Jamal Sutton

Personal information
- Full name: Jamal Drewry-Sutton
- Date of birth: March 22, 1982 (age 43)
- Place of birth: Wichita, Kansas, United States
- Height: 5 ft 9 in (1.75 m)
- Position: Forward

Youth career
- 2000–2003: Missouri State Bears

Senior career*
- Years: Team / Apps / (Gls)
- 2001: Wichita Jets
- 2002: Sioux Falls Spitfire
- 2003: Chicago Fire Premier / 14 / (1)
- 2004–2005: Columbus Crew / 9 / (1)
- 2006: Seattle Sounders / 18 / (4)
- 2007: Charlotte Eagles / 8 / (2)

= Jamal Sutton =

American soccer forward (born 1982)

Jamal Sutton (born March 22, 1982) is an American former soccer forward who played professionally in Major League Soccer and the USL First Division.
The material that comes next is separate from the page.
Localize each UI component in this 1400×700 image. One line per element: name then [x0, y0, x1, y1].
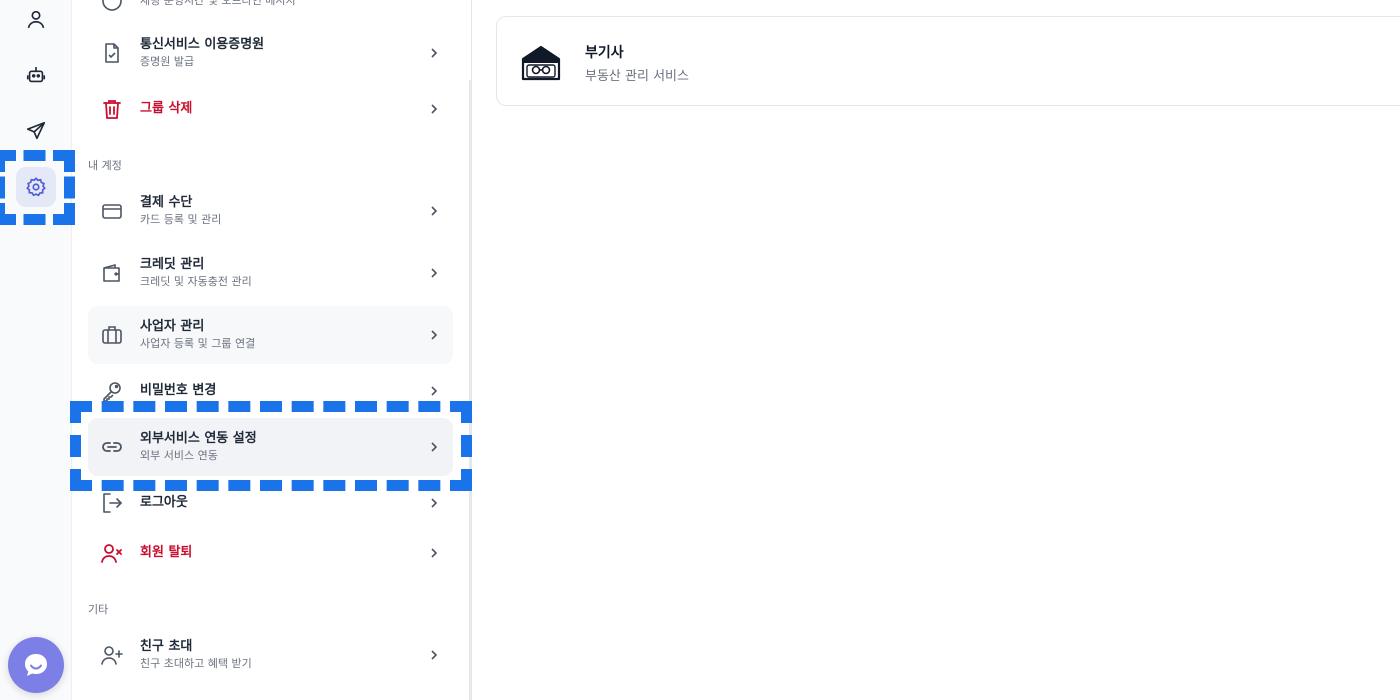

Sutton played college soccer at Southwest Missouri State University, from 2000 to 2003. In his freshman year, Sutton was named the SMS Rookie of the Year, after scoring 3 goals and 4 assists. He finished his career at the school with 22 goals and 18 assists. During the 2001 collegiate offseason, Sutton played for the Wichita Jets. In 2002, he played for the Sioux Falls Spitfire. In 2003, he played for the Chicago Fire Premier as they went to the championship game where they fell to the Cape Cod Crusaders.

Upon graduating, Sutton was drafted 32nd overall in the 2004 MLS SuperDraft by the Columbus Crew of Major League Soccer. He saw very limited playing time as a rookie, however, appearing in only one game for five minutes. He played in eight games and scored a goal in 2005, but was released after the season. On April 1, 2006, the Seattle Sounders of USL First Division signed Sutton. He joined the Charlotte Eagles of the USL Second Division in June 2007.